I want to ask why
"If $A$ is skew-symmetric ($A^T=-A$) then $e^{At}$ is an orthogonal matrix".
Here is my solution step:
$e^{At}*(e^{At})^T =e^{At}*e^{-At}=e^{At-At}=e^0$
I think the matrix $e^0$ should be a matrix full of $1$, instead of identity matrix.
$e^0$ is the identity matrix since any matrix to the power of $0$ is the identity matrix.
This is because for any matrix $A$ we want $A^{0}A = A$ (just as $\forall a \in \mathbb{R}$, $a^{0} \cdot a = a$) thus $A^{0} = A^{-1}A = I$.
So $e^0 = 0^0 + 0^1 + \frac{0^2}{2} + \frac{0^3}{6} + \ldots = 0^0 = I$.
Note: $0$ is just a matrix full of zeros.
If the exp() function is applied element-wise then $e^0$ is indeed $J,\,$ the all-ones matrix.
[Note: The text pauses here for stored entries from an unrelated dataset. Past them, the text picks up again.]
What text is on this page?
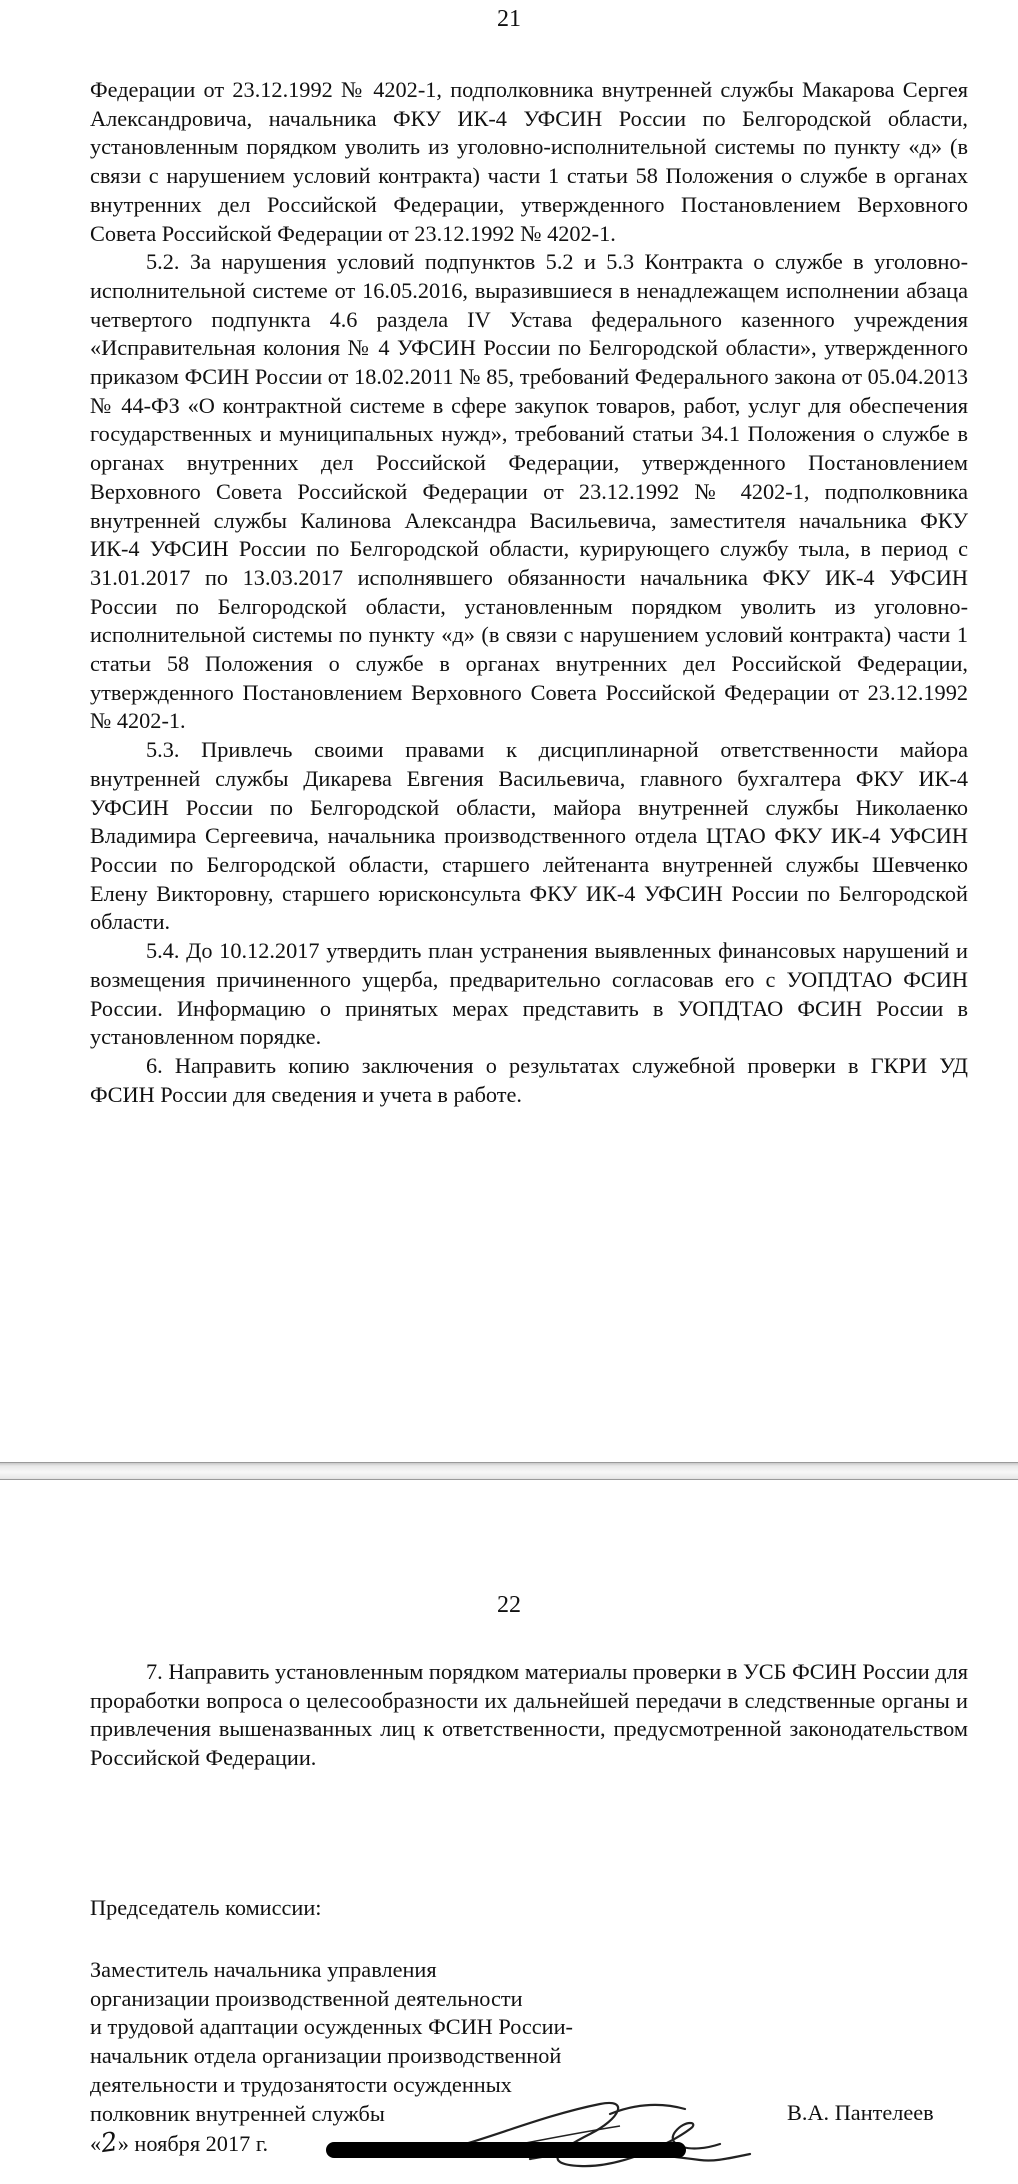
21

Федерации от 23.12.1992 № 4202-1, подполковника внутренней службы Макарова Сергея Александровича, начальника ФКУ ИК-4 УФСИН России по Белгородской области, установленным порядком уволить из уголовно-исполнительной системы по пункту «д» (в связи с нарушением условий контракта) части 1 статьи 58 Положения о службе в органах внутренних дел Российской Федерации, утвержденного Постановлением Верховного Совета Российской Федерации от 23.12.1992 № 4202-1.

5.2. За нарушения условий подпунктов 5.2 и 5.3 Контракта о службе в уголовно-исполнительной системе от 16.05.2016, выразившиеся в ненадлежащем исполнении абзаца четвертого подпункта 4.6 раздела IV Устава федерального казенного учреждения «Исправительная колония № 4 УФСИН России по Белгородской области», утвержденного приказом ФСИН России от 18.02.2011 № 85, требований Федерального закона от 05.04.2013 № 44-ФЗ «О контрактной системе в сфере закупок товаров, работ, услуг для обеспечения государственных и муниципальных нужд», требований статьи 34.1 Положения о службе в органах внутренних дел Российской Федерации, утвержденного Постановлением Верховного Совета Российской Федерации от 23.12.1992 № 4202-1, подполковника внутренней службы Калинова Александра Васильевича, заместителя начальника ФКУ ИК-4 УФСИН России по Белгородской области, курирующего службу тыла, в период с 31.01.2017 по 13.03.2017 исполнявшего обязанности начальника ФКУ ИК-4 УФСИН России по Белгородской области, установленным порядком уволить из уголовно-исполнительной системы по пункту «д» (в связи с нарушением условий контракта) части 1 статьи 58 Положения о службе в органах внутренних дел Российской Федерации, утвержденного Постановлением Верховного Совета Российской Федерации от 23.12.1992 № 4202-1.

5.3. Привлечь своими правами к дисциплинарной ответственности майора внутренней службы Дикарева Евгения Васильевича, главного бухгалтера ФКУ ИК-4 УФСИН России по Белгородской области, майора внутренней службы Николаенко Владимира Сергеевича, начальника производственного отдела ЦТАО ФКУ ИК-4 УФСИН России по Белгородской области, старшего лейтенанта внутренней службы Шевченко Елену Викторовну, старшего юрисконсульта ФКУ ИК-4 УФСИН России по Белгородской области.

5.4. До 10.12.2017 утвердить план устранения выявленных финансовых нарушений и возмещения причиненного ущерба, предварительно согласовав его с УОПДТАО ФСИН России. Информацию о принятых мерах представить в УОПДТАО ФСИН России в установленном порядке.

6. Направить копию заключения о результатах служебной проверки в ГКРИ УД ФСИН России для сведения и учета в работе.

22

7. Направить установленным порядком материалы проверки в УСБ ФСИН России для проработки вопроса о целесообразности их дальнейшей передачи в следственные органы и привлечения вышеназванных лиц к ответственности, предусмотренной законодательством Российской Федерации.

Председатель комиссии:
Заместитель начальника управления
организации производственной деятельности
и трудовой адаптации осужденных ФСИН России-
начальник отдела организации производственной
деятельности и трудозанятости осужденных
полковник внутренней службы	В.А. Пантелеев
«2» ноября 2017 г.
However, the convention for matrix functions is to apply them matrix-wise, i.e. as a power series in $A.\;$ And it is only in the matrix-wise sense that the exponential of a skew symmetric matrix is orthogonal $$\eqalign{ \def\qiq{\quad\implies\quad} A &= -A^T \\ E &= \exp(A) \qiq E\cdot E^T = I \\ }$$ In the element-wise sense, the exponential of a skew symmetric matrix is a matrix whose off-diagonal terms are reciprocals of one another $$ F = \exp_{\varepsilon}(A) \qiq F\odot F^T = J $$ where $\odot$ denotes the elementwise/Hadamard product.